The Location (3600) overrun is a hair-raising $52,079. That cost represents a lot of things, though. It includes unanticipated second meals (the result of so many late nights), as well as $7,739 spent on carpeted holding areas for the actress who showed up with her infant daughter. Nearly $10,000 was spent on cellular phone calls (ouch). Location Restoration is also in here, because one of the apartments got damaged. One of the gaffers pulled up some tape and ruined the hand-rubbed bleached and white-washed finish on someone’s pickled floor. Stripping and refinishing came to $950.

Most bloodcurdling of all is the $61,212 overage on film stock and lab work. Budgeted at $147,973, the actual cost is estimated at $209,185, more than 40 percent higher. Jason did more and longer takes than anyone had estimated, and his partners didn’t realize what was happening until it was too late.

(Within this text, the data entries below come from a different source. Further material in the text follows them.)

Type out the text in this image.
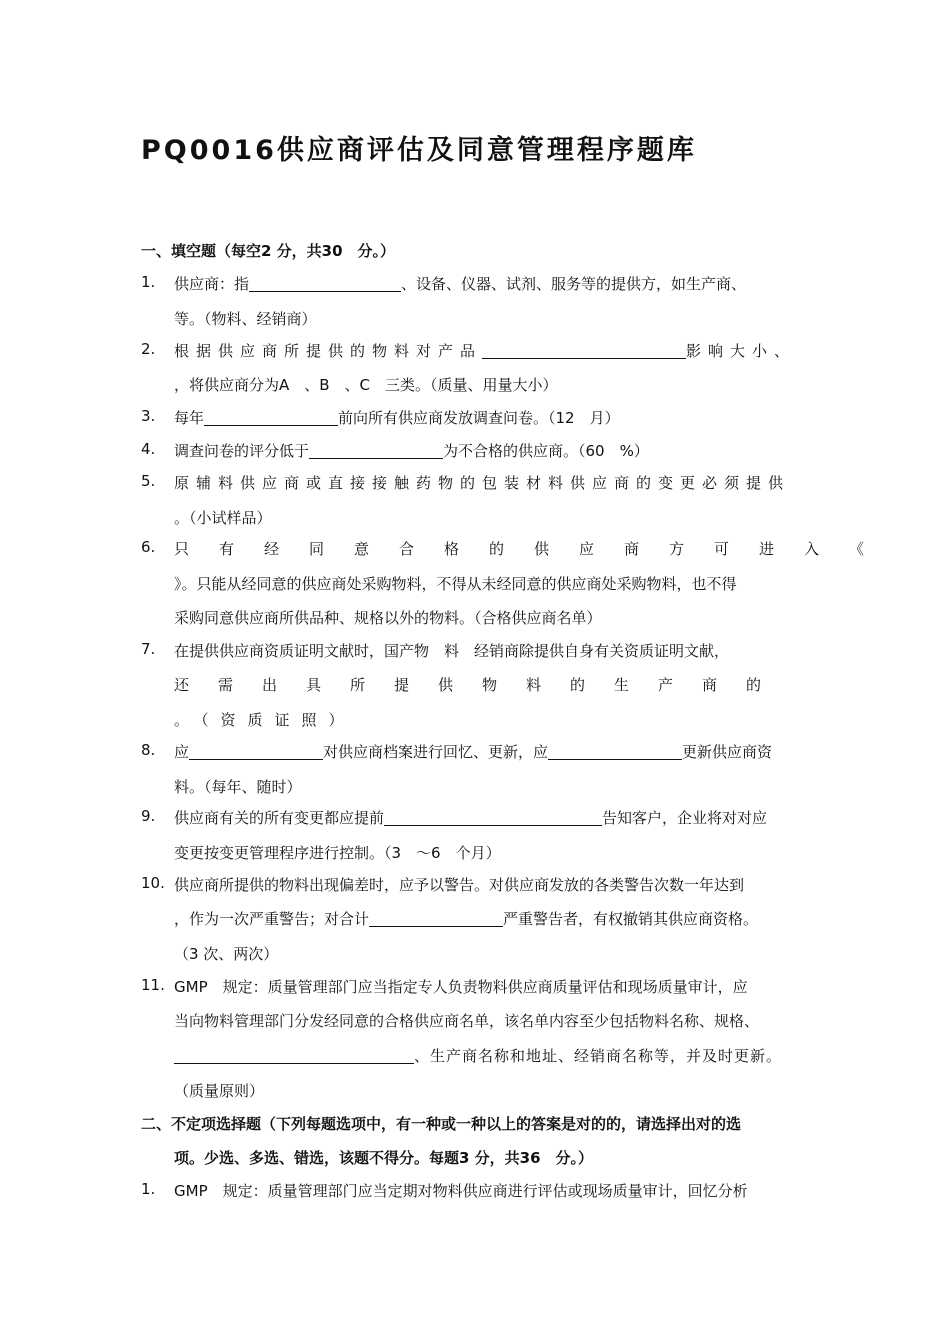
PQ0016供应商评估及同意管理程序题库
一、填空题（每空2 分，共30　分。）
1. 供应商：指	、设备、仪器、试剂、服务等的提供方，如生产商、
等。（物料、经销商）
2. 根据供应商所提供的物料对产品	影响大小、
，将供应商分为A　、B　、C　三类。（质量、用量大小）
3. 每年	前向所有供应商发放调查问卷。（12　月）
4. 调查问卷的评分低于	为不合格的供应商。（60　%）
5. 原辅料供应商或直接接触药物的包装材料供应商的变更必须提供
。（小试样品）
6. 只有经同意合格的供应商方可进入《
》。只能从经同意的供应商处采购物料，不得从未经同意的供应商处采购物料，也不得
采购同意供应商所供品种、规格以外的物料。（合格供应商名单）
7. 在提供供应商资质证明文献时，国产物　料　经销商除提供自身有关资质证明文献，
还需出具所提供物料的生产商的
。（资质证照）
8. 应	对供应商档案进行回忆、更新，应	更新供应商资
料。（每年、随时）
9. 供应商有关的所有变更都应提前	告知客户，企业将对对应
变更按变更管理程序进行控制。（3　～6　个月）
10. 供应商所提供的物料出现偏差时，应予以警告。对供应商发放的各类警告次数一年达到
，作为一次严重警告；对合计	严重警告者，有权撤销其供应商资格。
（3 次、两次）
11. GMP　规定：质量管理部门应当指定专人负责物料供应商质量评估和现场质量审计，应
当向物料管理部门分发经同意的合格供应商名单，该名单内容至少包括物料名称、规格、
、生产商名称和地址、经销商名称等，并及时更新。
（质量原则）
二、不定项选择题（下列每题选项中，有一种或一种以上的答案是对的的，请选择出对的选
项。少选、多选、错选，该题不得分。每题3 分，共36　分。）
1. GMP　规定：质量管理部门应当定期对物料供应商进行评估或现场质量审计，回忆分析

Postproduction (which is still in flux) has some whopping overruns but also some whopping savings. Editorial Labor (5000) and Editing Equipment (5100) are over budget by $17,495. This is because Jacked didn’t turn out quite the way anyone expected. Rough Cut #1 was viewed by a test audience with shock and disgust, and a heavily revised #2 with disdain bordering on tolerance. By the time of Cut #4, however, segments of the audience were starting to like the film a lot. But that extra time in the editing room took a toll on the postproduction budget.

The big savings is in the next line, Post Production Sound (5200). Roughly $125,000 was budgeted, but an up-and-coming sound house decided it really wanted this project and offered an attractive rate. The $16,001 savings nearly offsets the additional picture-editing costs. Flush with this savings, the producers decided to give Jason $2972 more for titles and opticals (5300), including jazzier credits and a split-screen effect. They also gave $3000 more to their music supervisor (5400). It’s important to remember that sometimes you spend more because you make the decision to. It’s not always a runaway train.

So where are we, as of Cost Report #16? Not so bad. True, the sound edit and the mix haven’t started yet, but Jacked is in surprisingly good shape. The total overrun is $178,992, but the contingency (6700) is $225,439. Assuming that the sound edit stays pretty much on track, this allows a bit of a cushion—an extra mix day, or maybe a case of decent champagne.